#CONFIDENTIALITYRULES. . .

ARTICLE | Sep 21, 2015

Transparency vs. Confidentiality

Back in the day, it was all about “sunshine.” It was the disinfectant that would wipe away the haze of machine politics, favoritism, and outright corruption that infected government actions at all levels. A little-known fact is that it was actually Utah, not Florida (aka, The Sunshine State), that adopted the first of the sunshine laws back in 1905.

The favored term now is “transparency.” It’s what the public, leaders, oversight agencies, and others insist upon when government does something perceived to be wrong. Perhaps the largest effort to achieve total transparency now will be placing body cameras on the officers who serve in some 12,000 local police departments.

But transparency isn’t just a standard that gets dusted off and reinvigorated in times of crisis. The value is embedded in the way local governments operate. From procurement to land development to public works to finance, processes are purposefully designed to be open and provide for both resident input and observation.

Transparency is the cultural norm, because it is the essential value for building trust with the public. The more information and details people have about what is happening, the more confidence they have in the organization, even when things go wrong.

Efforts to be transparent will at some point collide with the responsibility to maintain confidentiality. Organizations will feel the tension between meeting the public’s demand for instant answers and perhaps an employee’s right to due process. Or, in the relentless social media coverage, they will have to resist the urge to do damage control by presenting partial facts before the complete investigation is available for public scrutiny.

Maintaining confidentiality can be viewed as a smoke screen. Protecting reputations and rights can appear to be self-serving. Yet, organizations do have to carefully consider their legal as well as ethical obligation to preserve or relent on confidential matters.

The ICMA Approach

Balancing the benefit of transparency while respecting the value of confidentiality has been a tension in how ICMA approaches enforcing the Code of Ethics with members. ICMA’s ethics review process is entirely confidential unless and until the ICMA Executive Board decides to issue a public censure, expel/bar a member, or issue a temporary suspension.

From the moment the story of alleged unethical conduct hits the media to the final decision of the board, ICMA will not comment on whether a member is under investigation. No one beyond the complainant and the ICMA staff involved in processing the case will even know that the matter is under review. If the review ends in a finding that the member violated the Code, but only a private censure is warranted, that decision is a confidential matter.

Only the complainant and state association president will be notified (assuming they are ICMA members). If the review finds that the member didn’t violate the Code, that also remains a confidential matter. Only the member who is the subject of the complaint can break the confidentiality of the process to reveal the outcome.

The absence of public confirmation that a matter is actually under review can cast doubt on the validity of the enforcement process. And lack of certainty around the outcome can do so as well.

Why take this approach then? Two reasons: First of all, the underlying facts supporting the alleged misconduct are not always correct. Almost 40 percent of the cases referred to ICMA are closed.

Second, the potential damage to a professional’s reputation by publicly revealing that he or she is the subject of an ethics complaint, before the investigation has run its course, can be catastrophic.

ICMA’s peer review process is rigorous. At the outset, it presumes that the member did not violate the Code. But it also requires the member to address the allegation and to provide evidence to support his or her position.

It can call into play the resources of a fact-finding committee if needed.
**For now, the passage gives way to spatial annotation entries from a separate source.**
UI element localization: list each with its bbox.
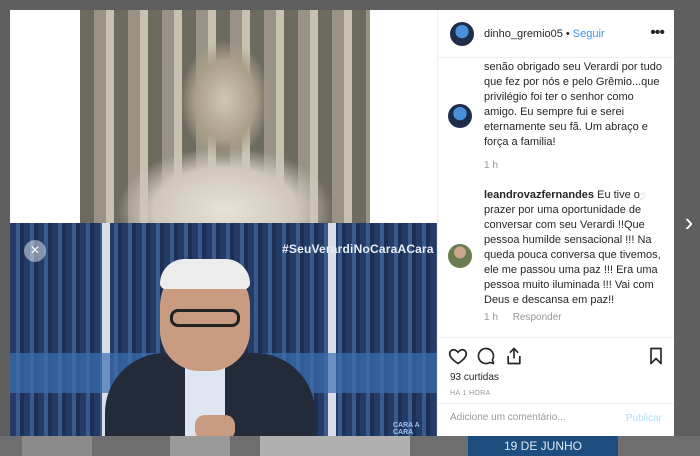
reply-button[interactable]: Responder xyxy=(513,312,562,323)
bookmark-icon[interactable] xyxy=(646,346,666,366)
post-time[interactable]: HÁ 1 HORA xyxy=(450,390,490,397)
background-thumbnail xyxy=(260,436,410,456)
separator-dot: • xyxy=(565,27,570,40)
avatar[interactable] xyxy=(448,244,472,268)
chevron-right-icon[interactable]: › xyxy=(680,209,698,235)
comment-icon[interactable] xyxy=(476,346,496,366)
avatar[interactable] xyxy=(450,21,474,46)
interview-photo: × #SeuVerardiNoCaraACara CARA A CARA xyxy=(10,223,437,436)
comment-time[interactable]: 1 h xyxy=(484,312,498,323)
comment-input[interactable] xyxy=(450,412,610,423)
likes-count[interactable]: 93 curtidas xyxy=(450,372,499,383)
program-logo: CARA A CARA xyxy=(393,422,420,436)
vintage-photo xyxy=(80,10,370,225)
hashtag-overlay: #SeuVerardiNoCaraACara xyxy=(282,242,434,256)
share-icon[interactable] xyxy=(504,346,524,366)
post-image: × #SeuVerardiNoCaraACara CARA A CARA xyxy=(10,10,437,436)
username[interactable]: dinho_gremio05 xyxy=(484,28,563,40)
background-thumbnail xyxy=(170,436,230,456)
comment-username[interactable]: leandrovazfernandes xyxy=(484,189,594,201)
follow-button[interactable]: Seguir xyxy=(573,28,605,40)
comment-time[interactable]: 1 h xyxy=(484,160,498,171)
post-sidebar: dinho_gremio05 • Seguir ••• senão obriga… xyxy=(437,10,674,436)
add-comment-bar: Publicar xyxy=(438,403,674,436)
like-comment-icon[interactable]: ♡ xyxy=(637,192,646,203)
publish-button[interactable]: Publicar xyxy=(626,413,662,424)
more-icon[interactable]: ••• xyxy=(650,24,665,42)
comment-meta: 1 h Responder xyxy=(484,312,562,323)
comment-text: senão obrigado seu Verardi por tudo que … xyxy=(484,61,662,148)
image-close-icon: × xyxy=(24,240,46,262)
comment-text: Eu tive o prazer por uma oportunidade de… xyxy=(484,189,661,306)
close-icon[interactable]: × xyxy=(23,16,49,42)
heart-icon[interactable] xyxy=(448,346,468,366)
avatar[interactable] xyxy=(448,104,472,128)
comment-meta: 1 h xyxy=(484,160,498,171)
post-header: dinho_gremio05 • Seguir ••• xyxy=(438,10,674,58)
post-actions xyxy=(438,337,674,372)
background-thumbnail: 19 DE JUNHO xyxy=(468,436,618,456)
comments-list[interactable]: senão obrigado seu Verardi por tudo que … xyxy=(438,58,674,338)
background-thumbnail xyxy=(22,436,92,456)
post-modal: × #SeuVerardiNoCaraACara CARA A CARA din… xyxy=(10,10,674,436)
At the end of it all, it’s about even in terms of the cases that result in public censure with its public comment and those that end in a private censure.
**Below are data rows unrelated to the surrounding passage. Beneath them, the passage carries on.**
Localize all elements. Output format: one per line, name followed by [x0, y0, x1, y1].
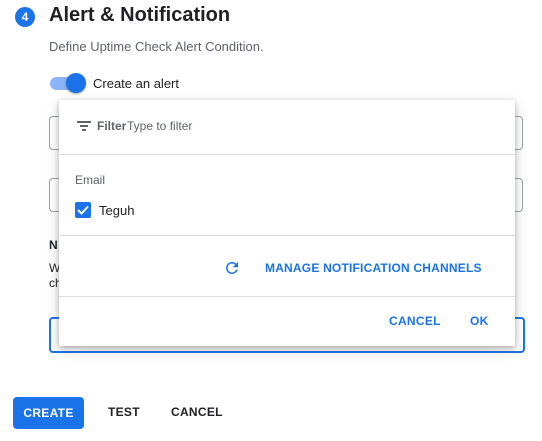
manage-notification-channels-label: MANAGE NOTIFICATION CHANNELS: [265, 261, 482, 275]
section-title: Alert & Notification: [49, 4, 231, 26]
divider: [59, 235, 515, 236]
option-teguh[interactable]: Teguh: [75, 200, 275, 220]
test-button[interactable]: TEST: [108, 405, 140, 419]
cancel-button[interactable]: CANCEL: [171, 405, 223, 419]
create-button[interactable]: CREATE: [13, 397, 84, 429]
divider: [59, 296, 515, 297]
refresh-icon: [225, 262, 238, 274]
section-description: Define Uptime Check Alert Condition.: [49, 39, 264, 54]
checkbox-checked-icon[interactable]: [75, 202, 91, 218]
manage-notification-channels-link[interactable]: MANAGE NOTIFICATION CHANNELS: [223, 258, 503, 278]
notification-channels-dropdown: Filter Email Teguh MANAGE NOTIFICATION C…: [59, 100, 515, 346]
filter-row: Filter: [59, 100, 515, 155]
filter-label: Filter: [97, 119, 127, 133]
option-label: Teguh: [99, 203, 135, 218]
create-alert-toggle[interactable]: [50, 73, 86, 93]
toggle-thumb: [66, 73, 86, 93]
filter-icon: [77, 121, 91, 132]
dropdown-cancel-button[interactable]: CANCEL: [389, 314, 441, 328]
background-heading-fragment: N: [49, 238, 58, 252]
filter-input[interactable]: [127, 117, 427, 135]
step-number-badge: 4: [15, 7, 35, 27]
group-label-email: Email: [75, 173, 106, 187]
dropdown-ok-button[interactable]: OK: [470, 314, 489, 328]
create-alert-label: Create an alert: [93, 76, 179, 91]
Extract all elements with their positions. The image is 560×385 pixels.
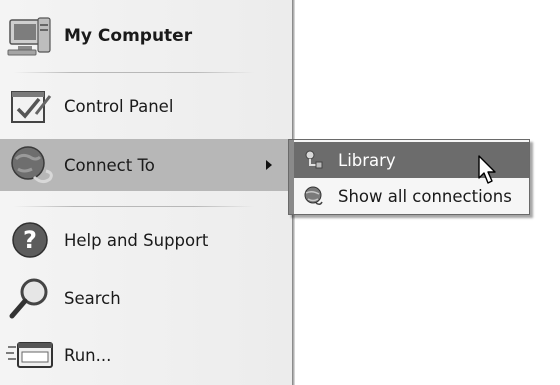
menu-item-control-panel[interactable]: Control Panel <box>0 78 292 134</box>
menu-item-label: Control Panel <box>64 96 174 116</box>
network-globe-icon <box>302 185 324 207</box>
help-icon: ? <box>6 218 58 262</box>
submenu-item-label: Library <box>338 150 396 170</box>
search-icon <box>6 276 58 320</box>
run-icon <box>6 333 58 377</box>
menu-item-help-and-support[interactable]: ? Help and Support <box>0 212 292 268</box>
svg-text:?: ? <box>23 226 37 254</box>
menu-item-connect-to[interactable]: Connect To <box>0 139 292 191</box>
mouse-pointer-icon <box>478 155 500 187</box>
network-connection-icon <box>302 149 324 171</box>
submenu-arrow-icon <box>266 160 272 170</box>
menu-item-label: Help and Support <box>64 230 209 250</box>
menu-item-label: Run... <box>64 345 112 365</box>
menu-separator <box>14 206 254 207</box>
submenu-item-label: Show all connections <box>338 186 512 206</box>
my-computer-icon <box>6 14 58 58</box>
menu-item-label: Search <box>64 288 121 308</box>
menu-item-label: Connect To <box>64 155 155 175</box>
menu-item-search[interactable]: Search <box>0 270 292 326</box>
menu-item-my-computer[interactable]: My Computer <box>0 8 292 64</box>
connect-to-icon <box>6 143 58 187</box>
control-panel-icon <box>6 84 58 128</box>
start-menu-right-pane: My Computer Control Panel Connect To ? H… <box>0 0 292 385</box>
menu-separator <box>14 72 254 73</box>
menu-item-run[interactable]: Run... <box>0 327 292 383</box>
menu-item-label: My Computer <box>64 26 193 46</box>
In the interest of greater transparency, here is a list of private censures issued by ICMA during the past two years. Some details may have been altered so as not to inadvertently reveal an individual’s identity. Members were privately censured for:

  • Driving under the influence (Tenets 2 and 3).
  • Resigning after serving only three months to take the manager position in another community (Tenet 4).
  • Exercising poor judgment in an interaction with a subordinate employee, which raised speculation of a personal relationship with that employee (Tenets 2 and 3).
  • Pleading no-contest to misdemeanor charges of domestic violence (Tenets 2 and 3).
  • Exercising poor judgment during an interaction with a resident (Tenets 2 and 3).
  • Resigning after 16 months to take another position in the same state (Tenet 4).
  • Interfering with an entity’s right to conduct business and the public’s right to access public information (Tenet 3).
  • Failing to be truthful and candid about an employment search when it became a matter of public record (Tenet 3).
  • Serving as an appointed manager and an elected official for a special district (Tenet 7).
  • Engaging in a personal relationship with a subordinate employee for several years and failing to disclose the relationship (Tenets 3 and 12).